Zhang, Jian, Guo, Longjun, Xu, Yunfei, Yang, Lijun, Shi, Hongyan, Feng, Li, Wang, Yue
Archives of virology 2017 v.162 no.8 pp. 2415-2419
Cercopithecus aethiops, Porcine epidemic diarrhea virus, diarrhea, humans, innate immunity, interferons, kidney cells, kidneys, membrane alanyl aminopeptidase, pathogenicity, swine, vaccines
Porcine epidemic diarrhea virus (PEDV), a causative agent of porcine epidemic diarrhea, causes economic loss in the global swine industry. Vero cell, an African green monkey kidney cell line, has been commonly used to isolate and propagate PEDV. However, since the production of interferon in these cells is defective, Vero cells are not the ideal cell type to study the molecular mechanisms of PEDV infection and the host antiviral innate immune response.

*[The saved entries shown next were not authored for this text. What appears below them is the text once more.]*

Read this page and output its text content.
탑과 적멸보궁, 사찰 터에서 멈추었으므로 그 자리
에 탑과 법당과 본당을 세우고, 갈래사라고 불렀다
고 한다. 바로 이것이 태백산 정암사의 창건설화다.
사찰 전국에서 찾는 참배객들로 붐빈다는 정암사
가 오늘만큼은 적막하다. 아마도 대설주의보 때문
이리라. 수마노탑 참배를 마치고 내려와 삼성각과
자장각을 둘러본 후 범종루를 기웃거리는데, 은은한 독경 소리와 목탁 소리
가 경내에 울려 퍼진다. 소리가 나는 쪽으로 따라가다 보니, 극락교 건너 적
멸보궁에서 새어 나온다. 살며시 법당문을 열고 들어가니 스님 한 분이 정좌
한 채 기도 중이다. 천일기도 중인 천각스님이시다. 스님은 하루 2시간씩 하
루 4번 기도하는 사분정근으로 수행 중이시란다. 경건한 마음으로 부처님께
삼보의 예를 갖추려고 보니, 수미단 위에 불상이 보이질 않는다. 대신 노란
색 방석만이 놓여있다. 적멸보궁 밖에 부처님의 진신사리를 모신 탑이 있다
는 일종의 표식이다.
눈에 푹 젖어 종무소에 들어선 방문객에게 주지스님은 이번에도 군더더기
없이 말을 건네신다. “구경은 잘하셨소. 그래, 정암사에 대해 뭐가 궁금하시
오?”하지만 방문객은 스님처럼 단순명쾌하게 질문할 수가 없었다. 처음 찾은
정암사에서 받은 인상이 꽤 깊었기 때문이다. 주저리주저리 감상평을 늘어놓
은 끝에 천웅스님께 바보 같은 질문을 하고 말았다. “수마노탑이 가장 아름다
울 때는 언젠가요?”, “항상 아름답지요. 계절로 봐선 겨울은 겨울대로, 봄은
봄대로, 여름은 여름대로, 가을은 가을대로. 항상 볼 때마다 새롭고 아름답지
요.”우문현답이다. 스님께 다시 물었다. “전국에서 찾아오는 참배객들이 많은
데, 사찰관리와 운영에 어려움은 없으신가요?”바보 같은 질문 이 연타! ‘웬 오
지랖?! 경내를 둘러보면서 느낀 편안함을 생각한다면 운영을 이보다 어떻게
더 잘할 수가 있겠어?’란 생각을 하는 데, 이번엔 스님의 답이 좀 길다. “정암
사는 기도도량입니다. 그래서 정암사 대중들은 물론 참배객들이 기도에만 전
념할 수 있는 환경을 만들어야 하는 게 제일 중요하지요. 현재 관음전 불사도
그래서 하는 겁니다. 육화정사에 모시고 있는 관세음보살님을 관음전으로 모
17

In this study, we observed that human embryonic kidney 293 (HEK293) cells were susceptible to infection with PEDV vaccine strain CV777 (G1 subtype) and field isolate LNCT2 (G2 subtype). The one-step growth curve showed that the growth dynamics of PEDV in HEK293 cells was similar to that observed in Vero cells. Furthermore, we revealed that aminopeptidase N was involved in PEDV infection in HEK293 cells. Taken together, our findings suggest that HEK293 cells can be efficiently infected by PEDV, which might provide a useful tool for understanding the fundamental mechanisms of PEDV infection in vitro.